6
votes

Are there any good CSS grammars out there for antlr4? I know there are some grammars for antlr3, but it turns out CSS is not trivial to parse without "lexer modes", which were added in v4. Why?

Consider the following CSS selectors:

.hello.world { /* ... */ }
.hello .world { /* ... */ }

In most grammars, whitespace is simply ignored.

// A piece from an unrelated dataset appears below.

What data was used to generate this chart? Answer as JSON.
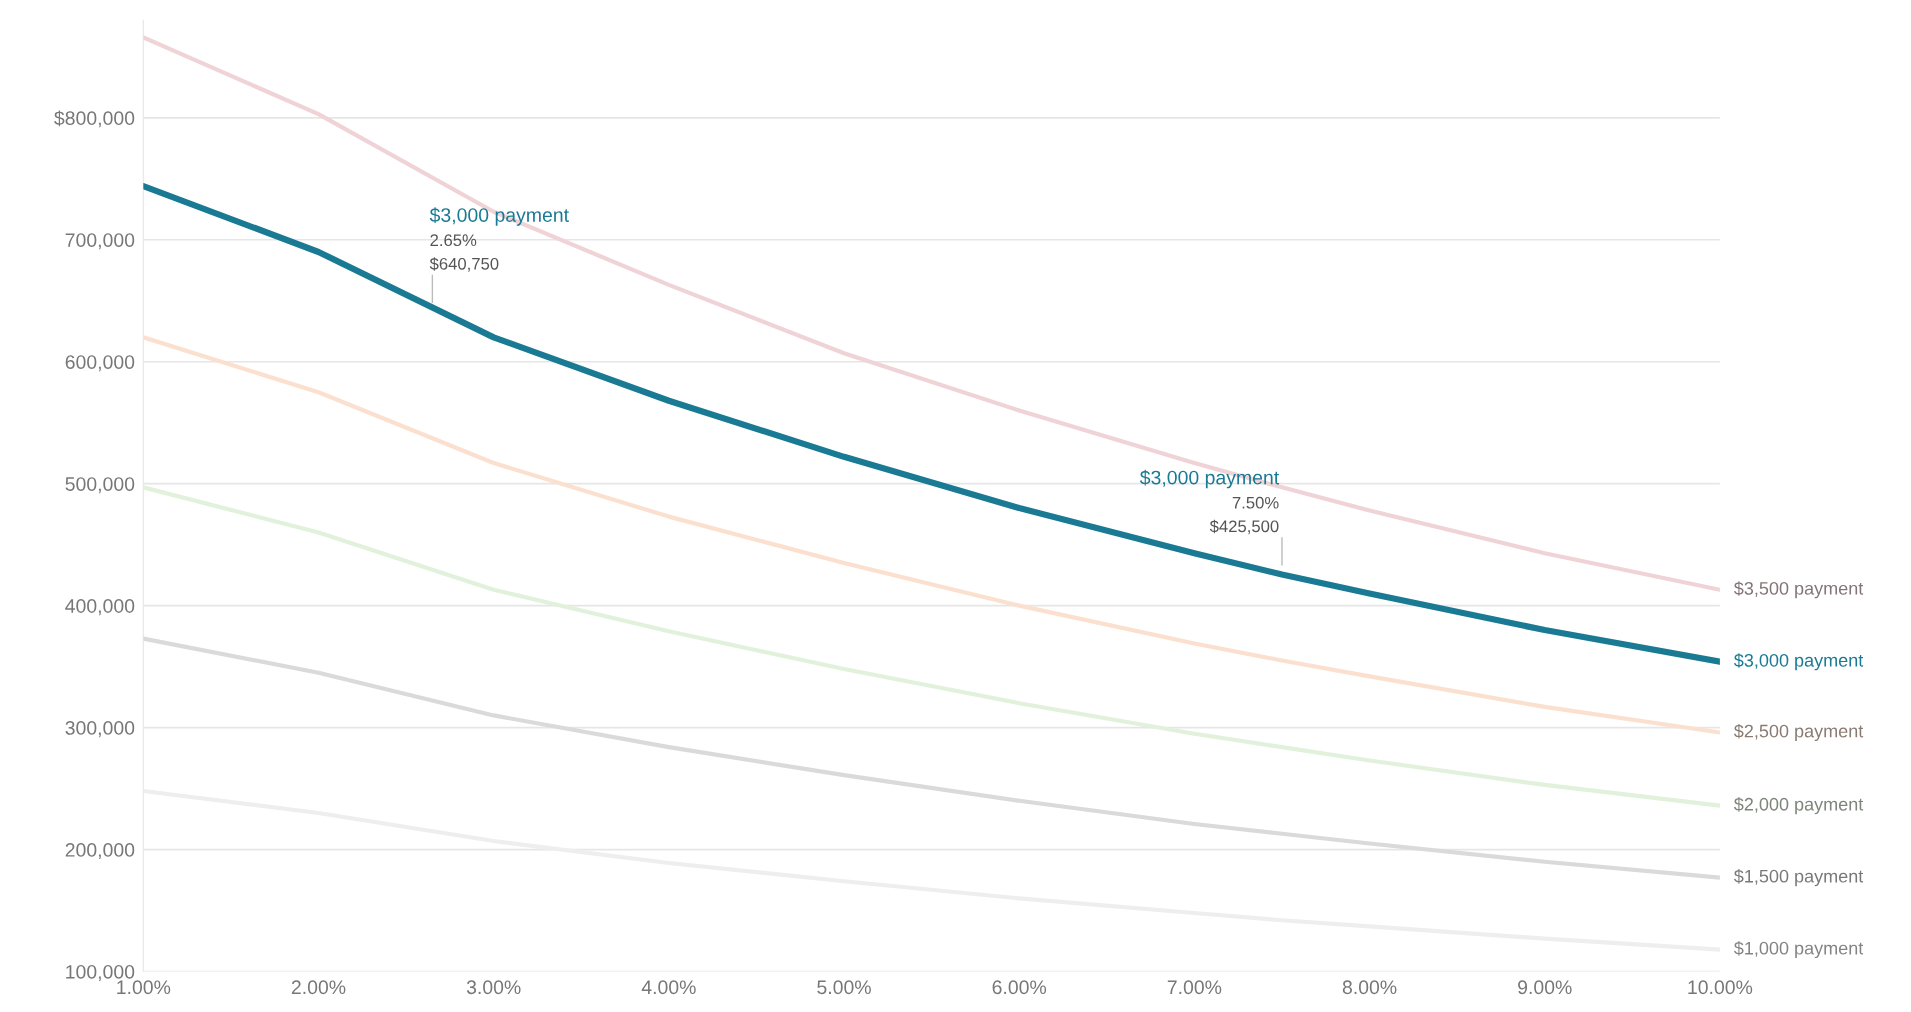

But if you ignore whitespace, it becomes impossible to distinguish between the two selectors above at the parser level.

Then again, if you don't ignore whitespace, the grammar becomes pretty noisy with WS? or WS* patterns everywhere, since whitespace is mostly meaningless unless it occurs within a selector.

Which is where modes from antlr4 come in, because with support for lexer modes you can define new rules for the lexer whenever you enter different contexts (i.e. don't ignore whitespace within the "selector" context).

That said, I'll accept any grammar for antlr3 as well so long as it handles whitespaces properly, as that's the version we're using now anyway ;-)

1
We ended up just using phloc-css, an excellent open source CSS parser library. Great support for the latest CSS specification, and very actively developed.gzak
Maybe helpful antlr2.org/article/whitespace (i.e. just tokenize it like everything else, charVocabulary is not needed since around 3.3)Darryl Miles

1 Answers

3
votes

I imagine you've already found an answer to this question as it was posted so long ago. Even still:

A good Antlr v4 grammar for CSS3 can be found on the Antlr Github here:

Antlr v4 CSS3 Grammar

As stated in the Readme, it works on a number of CSS files - however, it doesn't handle the full syntax of @import or @include.